REVIEW: THE IRON GIANT is a fascinating film to revisit. A flop upon it's initial 1999-release, the movie has since gone on to become an enduring cult classic, with it having launched Brad Bird's career and paved the way for some of the more thematically mature animated films that followed in it's wake. A low-key release from the short-lived Warner Family Entertainment (their other releases included THE QUEST FOR CAMELOT and CATS DON'T DANCE) I first saw THE IRON GIANT on a 16MM copy rented out to my hometown CEGEP (the Quebec version of junior college) in the fall of '99. While I had next to no interest in animation at the time (my eighteen-year-old self was far more keen on the recent FIGHT CLUB) even then I thought IRON GIANT was underrated although in the sixteen years since I never actually wound up revisiting it – until now.


Truth be told, I wasn't even sure I was going to write it up as I only squeezed the film into my TIFF schedule in order to land an interview with Brad Bird, who's doing the press rounds promoting his new “Signature Edition” (which is part of TIFF and will be getting a theatrical re-release shortly). It's supposed to contain two new scenes but given how long it's been since I originally saw it, I couldn't tell you what they were, although fellow journalists were hard-pressed to point out the additions too as they've been seamlessly integrated.

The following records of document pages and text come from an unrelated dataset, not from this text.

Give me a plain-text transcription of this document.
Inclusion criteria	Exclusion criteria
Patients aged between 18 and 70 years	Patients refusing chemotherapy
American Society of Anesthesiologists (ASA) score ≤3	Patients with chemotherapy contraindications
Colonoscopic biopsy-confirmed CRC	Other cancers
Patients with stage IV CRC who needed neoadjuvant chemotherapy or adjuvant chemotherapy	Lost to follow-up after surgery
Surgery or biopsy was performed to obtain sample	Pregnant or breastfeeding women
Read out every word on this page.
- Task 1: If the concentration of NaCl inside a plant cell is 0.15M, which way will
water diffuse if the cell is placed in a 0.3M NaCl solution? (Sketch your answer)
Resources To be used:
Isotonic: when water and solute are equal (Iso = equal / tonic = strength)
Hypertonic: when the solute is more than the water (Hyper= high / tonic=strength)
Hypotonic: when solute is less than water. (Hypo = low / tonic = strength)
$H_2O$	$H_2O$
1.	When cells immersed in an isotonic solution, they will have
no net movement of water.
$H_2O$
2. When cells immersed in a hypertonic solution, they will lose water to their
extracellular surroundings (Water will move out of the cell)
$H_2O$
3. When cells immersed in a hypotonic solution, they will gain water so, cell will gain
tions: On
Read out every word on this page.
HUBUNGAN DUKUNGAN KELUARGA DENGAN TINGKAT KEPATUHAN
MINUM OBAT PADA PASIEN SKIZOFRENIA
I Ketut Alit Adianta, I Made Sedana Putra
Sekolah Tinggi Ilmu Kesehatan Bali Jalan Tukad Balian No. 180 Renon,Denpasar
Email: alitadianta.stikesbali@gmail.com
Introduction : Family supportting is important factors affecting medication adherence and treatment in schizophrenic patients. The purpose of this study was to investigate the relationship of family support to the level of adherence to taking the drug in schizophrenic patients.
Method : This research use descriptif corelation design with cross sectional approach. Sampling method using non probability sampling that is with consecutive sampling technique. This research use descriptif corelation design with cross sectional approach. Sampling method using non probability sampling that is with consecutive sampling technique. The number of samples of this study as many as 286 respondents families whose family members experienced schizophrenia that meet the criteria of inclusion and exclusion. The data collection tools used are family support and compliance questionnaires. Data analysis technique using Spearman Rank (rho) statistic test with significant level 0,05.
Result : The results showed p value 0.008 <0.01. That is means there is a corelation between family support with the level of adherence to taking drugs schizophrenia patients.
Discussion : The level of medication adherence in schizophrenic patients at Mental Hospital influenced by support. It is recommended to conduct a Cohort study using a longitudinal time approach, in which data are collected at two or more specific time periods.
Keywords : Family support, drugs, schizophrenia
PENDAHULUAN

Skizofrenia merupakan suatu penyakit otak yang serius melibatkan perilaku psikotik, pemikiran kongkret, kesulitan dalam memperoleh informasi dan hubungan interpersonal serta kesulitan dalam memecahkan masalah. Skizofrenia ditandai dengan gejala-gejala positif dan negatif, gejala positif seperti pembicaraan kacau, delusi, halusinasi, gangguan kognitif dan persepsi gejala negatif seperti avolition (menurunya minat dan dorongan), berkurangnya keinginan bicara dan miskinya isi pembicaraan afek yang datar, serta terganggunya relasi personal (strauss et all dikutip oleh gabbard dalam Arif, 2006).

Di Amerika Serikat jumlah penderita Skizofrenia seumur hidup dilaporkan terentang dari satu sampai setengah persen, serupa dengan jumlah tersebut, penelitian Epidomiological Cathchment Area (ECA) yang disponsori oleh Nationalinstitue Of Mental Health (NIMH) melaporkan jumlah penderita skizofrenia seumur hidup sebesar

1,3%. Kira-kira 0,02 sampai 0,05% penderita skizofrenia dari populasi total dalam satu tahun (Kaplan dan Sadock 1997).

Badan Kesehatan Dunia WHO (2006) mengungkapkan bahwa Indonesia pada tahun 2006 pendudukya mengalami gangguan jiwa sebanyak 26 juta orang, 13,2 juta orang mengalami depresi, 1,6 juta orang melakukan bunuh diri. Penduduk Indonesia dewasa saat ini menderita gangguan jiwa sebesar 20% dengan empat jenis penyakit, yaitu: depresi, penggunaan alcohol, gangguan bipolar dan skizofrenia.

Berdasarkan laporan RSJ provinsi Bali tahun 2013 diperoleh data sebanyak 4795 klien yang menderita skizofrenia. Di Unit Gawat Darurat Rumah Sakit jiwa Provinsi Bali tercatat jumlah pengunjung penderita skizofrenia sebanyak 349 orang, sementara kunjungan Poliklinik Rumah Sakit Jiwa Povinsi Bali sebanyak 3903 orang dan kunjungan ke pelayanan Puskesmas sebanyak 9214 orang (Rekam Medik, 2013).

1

What made me eager to review IRON GIANT is how layered and thematically rich the movie still is in the wake of Bird's work with the folks at Pixar, who must have been strongly influenced by the initial run of the film, with it's mature approach – uncommon in nineties-era kids movies – now standard for the company. One of the reasons THE IRON GIANT may have flopped initially was the PG-rating, but in this regard Bird was way ahead of his time as the goal here was clearly to create a true “family film” meaning not just fun for kids, but entertaining for the whole family.

Like the Pixar movies, I'd wager more mature audiences were actually the intended audience as the movie's so sophisticated compared to other kids movies of that era. Being set in the fifties, Bird is able to tackle the idea of the non-nuclear family in a way that's still fresh, with Hogarth being raised by his single mother (voiced by the then-'Friends' star Jennifer Aniston) who – in turn – is romanced by a kind of prototypical boy-man, a hipster artist voiced by Harry Connick Jr., who must have seemed like an unconventional character in a kids film back then but now is common.


One thing to remember is that THE IRON GIANT came out in the wake of Columbine and the anti-gun message of the movie resonates even more now considering what we see pop up on CNN far too frequently. Along with BAMBI, THE IRON GIANT contains one of the best illustrations of gun violence in screen history where the child-like giant befriends a deer, who's killed by hunters looking for a trophy. Again – this kind of harsh acknowledgement of reality and death was unconventional for kids movies of the era (but not unheard-of, see THE LION KING).

As pure entertainment, the film holds up magnificently with young Eli Merienthal hitting all the right notes as Hogarth, while Vin Diesel is superb as the titular giant. Diesel does so much with only a handful of words, and I'd wager his voice acting here is one of the best in the history of animation and a fun prelude to his even-more economic turn as Groot in GUARDIANS OF THE GALAXY, where he uses only one word to express a huge range of emotions (Diesel is a far better actor than people give him credit for). I'd also forgotten how terrific Christopher McDonald is as the antagonist, Kent Mansley, who starts off as a clown but eventually reveals a sinister, sadistic streak.

Probably the only downside of seeing THE IRON GIANT again is how evocative it is of the now extinct form of hand-drawn animation that we never see on the big-screen anymore. CGI animation is all the rage now, but there's something so beautiful about the hand-drawn images on display here. We've gained a lot with beautifully constructed Pixar movies like Bird's own THE INCREDIBLES, but we've lost something too in that 2D animated movies like this are almost unheard-of. I'd forgotten how incredible animation like this looked on the big-screen, and this refurbished IRON GIANT (mercifully not converted to 3D) is a perfect example of that.